Senator Feingold struggles in Wisconsin

WASHINGTON (Reuters) - Veteran Democratic Senator Russ Feingold is struggling in his bid for re-election in Wisconsin due in part to concerns about his ability to help create jobs, a Reuters-Ipsos poll found on Tuesday.

With three weeks to go until the November 2 congressional elections, the poll found wealthy Republican businessman Ron Johnson leading Feingold by 51 percent to 44 percent among likely voters in Wisconsin.

Feingold, bidding for a fourth six-year term, had long been seen as a safe incumbent but a weak U.S. economy has generated doubts about him and many of President Barack Obama’s Democratic allies.

Wisconsin is one of a dozen crucial races in the fight for control of the Senate, now controlled by Democrats.

Republicans are seen winning a majority in the U.S. House of Representatives from Democrats, but their chances of taking the Senate are slimmer.

After the vote, Obama is likely to face a more hostile Congress in 2011 and struggle to get approval for any climate change and immigrations bills.

A key victory for Republicans would be the Wisconsin seat. Johnson was seen in the poll as being “the best person to help generate jobs in Wisconsin” -- 49 percent compared to 36 percent for Feingold.

By a 42-28 percent margin, Feingold was more likely to be seen as “part of the problem with politics right now in this country,” according to the poll.

“With some of the right messaging and campaigning and higher Democratic turnout than anticipated, Feingold could pull this back down, I suppose, but it’s not looking very good right now,” said Ipsos pollster Julia Clark.

Voters said Feingold’s support for Obama’s healthcare reform this year made little difference to their preference.

Clark said Feingold is likely suffering from an anti-incumbent backlash against Washington.

“I don’t think it’s that he’s seen as incompetent or weak on any particular issue, I think it’s simply that this is a race where there’s a very specific set of circumstances that means incumbency is no good thing,” she said.

In the Wisconsin governor’s race, Republican Scott Walker leads his Democratic opponent, Tom Barrett, by 10 points, 52 percent to 42 percent.

Incumbent Governor Jim Doyle, a Democrat, has relatively weak job approval ratings, with 60 percent disapproving and 34 percent approving his job performance.

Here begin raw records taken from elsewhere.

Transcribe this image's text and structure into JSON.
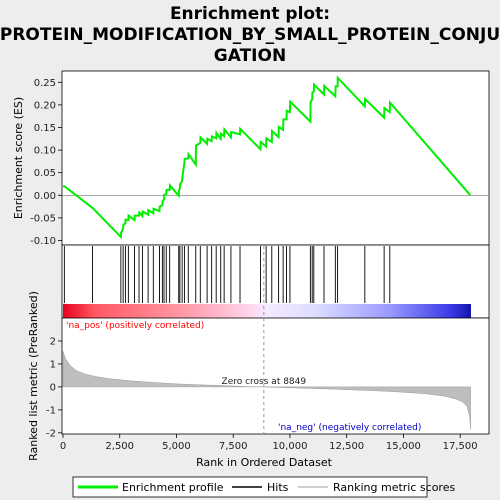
{
  "chart_data": {
    "type": "line",
    "title_lines": [
      "Enrichment plot:",
      "PROTEIN_MODIFICATION_BY_SMALL_PROTEIN_CONJU",
      "GATION"
    ],
    "top_panel": {
      "ylabel": "Enrichment score (ES)",
      "ylim": [
        -0.11,
        0.275
      ],
      "yticks": [
        -0.1,
        -0.05,
        0.0,
        0.05,
        0.1,
        0.15,
        0.2,
        0.25
      ],
      "ytick_labels": [
        "-0.10",
        "-0.05",
        "0.00",
        "0.05",
        "0.10",
        "0.15",
        "0.20",
        "0.25"
      ],
      "series": [
        {
          "name": "Enrichment profile",
          "color": "#00ff00",
          "x": [
            0,
            60,
            1300,
            2550,
            2560,
            2650,
            2660,
            2750,
            2760,
            2880,
            2890,
            3150,
            3160,
            3350,
            3360,
            3500,
            3510,
            3750,
            3760,
            3980,
            3990,
            4250,
            4260,
            4380,
            4390,
            4450,
            4460,
            4550,
            4560,
            4700,
            4710,
            5100,
            5110,
            5150,
            5160,
            5250,
            5260,
            5350,
            5360,
            5520,
            5530,
            5850,
            5860,
            6050,
            6060,
            6350,
            6360,
            6550,
            6560,
            6750,
            6760,
            6950,
            6960,
            7100,
            7110,
            7400,
            7410,
            7800,
            7810,
            8700,
            8710,
            8950,
            8960,
            9200,
            9210,
            9500,
            9510,
            9700,
            9710,
            9850,
            9860,
            10000,
            10010,
            10900,
            10910,
            10980,
            10990,
            11050,
            11060,
            11500,
            11510,
            12000,
            12010,
            12100,
            12110,
            13300,
            13310,
            14150,
            14160,
            14400,
            14410,
            17950
          ],
          "y": [
            0.02,
            0.02,
            -0.028,
            -0.092,
            -0.083,
            -0.074,
            -0.065,
            -0.062,
            -0.054,
            -0.055,
            -0.045,
            -0.055,
            -0.045,
            -0.045,
            -0.038,
            -0.046,
            -0.036,
            -0.043,
            -0.033,
            -0.04,
            -0.03,
            -0.035,
            -0.025,
            -0.022,
            -0.013,
            -0.009,
            0.001,
            0.002,
            0.012,
            0.012,
            0.022,
            -0.001,
            0.01,
            0.016,
            0.025,
            0.031,
            0.04,
            0.072,
            0.08,
            0.082,
            0.091,
            0.068,
            0.11,
            0.116,
            0.128,
            0.114,
            0.125,
            0.12,
            0.13,
            0.126,
            0.138,
            0.125,
            0.136,
            0.131,
            0.146,
            0.128,
            0.14,
            0.135,
            0.147,
            0.102,
            0.118,
            0.108,
            0.126,
            0.118,
            0.142,
            0.129,
            0.151,
            0.145,
            0.168,
            0.168,
            0.187,
            0.184,
            0.207,
            0.163,
            0.207,
            0.212,
            0.228,
            0.229,
            0.245,
            0.223,
            0.242,
            0.219,
            0.241,
            0.241,
            0.26,
            0.197,
            0.213,
            0.172,
            0.193,
            0.184,
            0.205,
            0.0
          ]
        }
      ]
    },
    "hits": {
      "name": "Hits",
      "color": "#000000",
      "x": [
        60,
        1300,
        2550,
        2650,
        2750,
        2880,
        3150,
        3350,
        3500,
        3750,
        3980,
        4250,
        4380,
        4450,
        4550,
        4700,
        5100,
        5150,
        5250,
        5350,
        5520,
        5850,
        6050,
        6350,
        6550,
        6750,
        6950,
        7100,
        7400,
        7800,
        8700,
        8950,
        9200,
        9500,
        9700,
        9850,
        10000,
        10900,
        10980,
        11050,
        11500,
        12000,
        12100,
        13300,
        14150,
        14400
      ]
    },
    "bottom_panel": {
      "name": "Ranking metric scores",
      "color": "#bebebe",
      "ylabel": "Ranked list metric (PreRanked)",
      "xlabel": "Rank in Ordered Dataset",
      "ylim": [
        -2.05,
        3.0
      ],
      "yticks": [
        -2,
        -1,
        0,
        1,
        2
      ],
      "ytick_labels": [
        "-2",
        "-1",
        "0",
        "1",
        "2"
      ],
      "xlim": [
        0,
        18000
      ],
      "xticks": [
        0,
        2500,
        5000,
        7500,
        10000,
        12500,
        15000,
        17500
      ],
      "xtick_labels": [
        "0",
        "2,500",
        "5,000",
        "7,500",
        "10,000",
        "12,500",
        "15,000",
        "17,500"
      ],
      "metric_curve": {
        "x": [
          0,
          100,
          300,
          600,
          1000,
          1500,
          2000,
          3000,
          4000,
          5000,
          6000,
          7000,
          8000,
          8849,
          10000,
          11000,
          12000,
          13000,
          14000,
          15000,
          16000,
          16800,
          17300,
          17600,
          17800,
          17920,
          17960
        ],
        "y": [
          1.55,
          1.25,
          0.95,
          0.7,
          0.55,
          0.44,
          0.36,
          0.26,
          0.19,
          0.13,
          0.09,
          0.06,
          0.02,
          0.0,
          -0.04,
          -0.07,
          -0.1,
          -0.14,
          -0.18,
          -0.23,
          -0.3,
          -0.4,
          -0.52,
          -0.65,
          -0.85,
          -1.3,
          -1.85
        ]
      },
      "zero_cross": 8849,
      "zero_cross_label": "Zero cross at 8849",
      "pos_label": "'na_pos' (positively correlated)",
      "neg_label": "'na_neg' (negatively correlated)",
      "pos_color": "#ff0000",
      "neg_color": "#0000cc"
    },
    "legend": {
      "placement": "bottom",
      "items": [
        "Enrichment profile",
        "Hits",
        "Ranking metric scores"
      ]
    }
  }
}
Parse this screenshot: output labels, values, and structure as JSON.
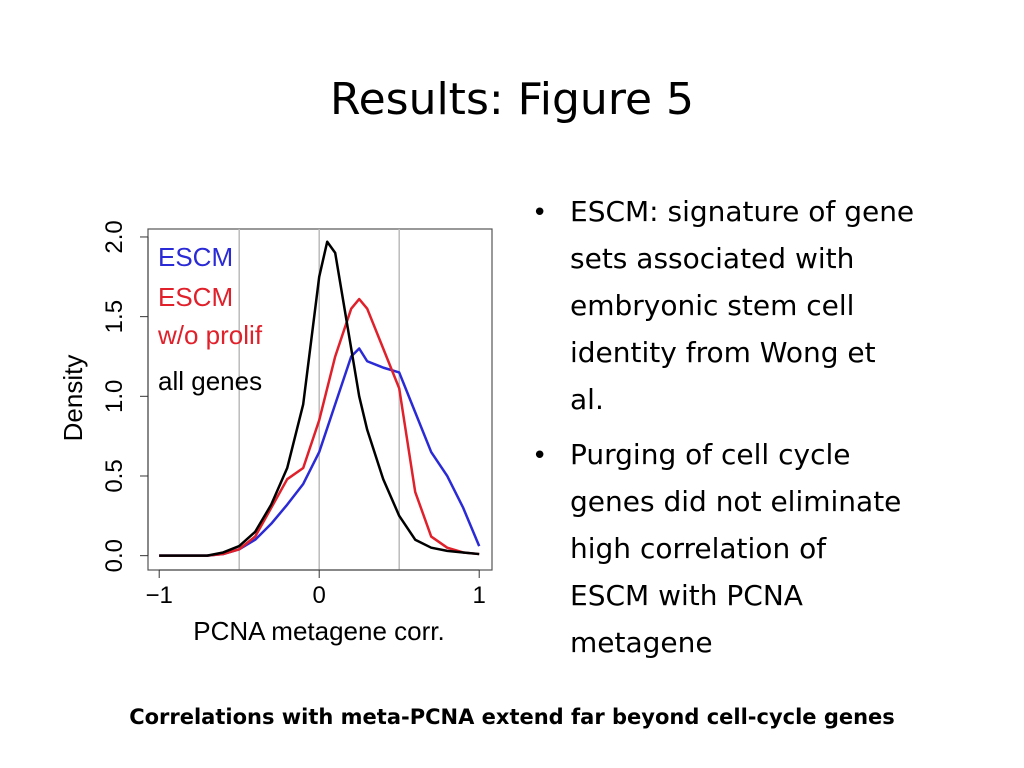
{
  "slide_title": "Results: Figure 5",
  "bullets": [
    [
      "ESCM: signature of gene",
      "sets associated with",
      "embryonic stem cell",
      "identity from Wong et",
      "al."
    ],
    [
      "Purging of cell cycle",
      "genes did not eliminate",
      "high correlation of",
      "ESCM with PCNA",
      "metagene"
    ]
  ],
  "caption": "Correlations with meta-PCNA extend far beyond cell-cycle genes",
  "chart_data": {
    "type": "line",
    "xlabel": "PCNA metagene corr.",
    "ylabel": "Density",
    "x": [
      -1,
      -0.7,
      -0.6,
      -0.5,
      -0.4,
      -0.3,
      -0.2,
      -0.1,
      0,
      0.05,
      0.1,
      0.2,
      0.25,
      0.3,
      0.4,
      0.5,
      0.6,
      0.7,
      0.8,
      0.9,
      1
    ],
    "series": [
      {
        "name": "ESCM",
        "color": "#2a2ad6",
        "values": [
          0,
          0,
          0.01,
          0.04,
          0.1,
          0.2,
          0.32,
          0.45,
          0.65,
          0.8,
          0.95,
          1.25,
          1.3,
          1.22,
          1.18,
          1.15,
          0.9,
          0.65,
          0.5,
          0.3,
          0.06
        ]
      },
      {
        "name": "ESCM\nw/o prolif",
        "color": "#e0202a",
        "values": [
          0,
          0,
          0.01,
          0.04,
          0.12,
          0.3,
          0.48,
          0.55,
          0.85,
          1.05,
          1.25,
          1.55,
          1.61,
          1.55,
          1.3,
          1.05,
          0.4,
          0.12,
          0.05,
          0.02,
          0.01
        ]
      },
      {
        "name": "all genes",
        "color": "#000000",
        "values": [
          0,
          0,
          0.02,
          0.06,
          0.15,
          0.32,
          0.55,
          0.95,
          1.75,
          1.97,
          1.9,
          1.3,
          1.0,
          0.79,
          0.48,
          0.25,
          0.1,
          0.05,
          0.03,
          0.02,
          0.01
        ]
      }
    ],
    "xlim": [
      -1.07,
      1.08
    ],
    "ylim": [
      -0.09,
      2.05
    ],
    "xticks": [
      {
        "value": -1,
        "label": "−1"
      },
      0,
      1
    ],
    "yticks": [
      {
        "value": 0,
        "label": "0.0"
      },
      0.5,
      {
        "value": 1,
        "label": "1.0"
      },
      1.5,
      {
        "value": 2,
        "label": "2.0"
      }
    ],
    "vlines": [
      -0.5,
      0,
      0.5
    ],
    "vline_color": "#bbbbbb"
  }
}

Republicans are highly motivated to vote in Wisconsin compared to Democrats, an “enthusiasm gap” that worries Democrats. The poll found 80 percent of Republicans and 60 percent of Democrats “certain” to vote in November.

The Ipsos poll of 600 registered voters, including 451 who said they were likely to vote, was conducted from Friday to Monday. The full survey of registered voters has a margin for error of 4 percentage points while the smaller sample of likely voters has a margin for error of 4.6 points.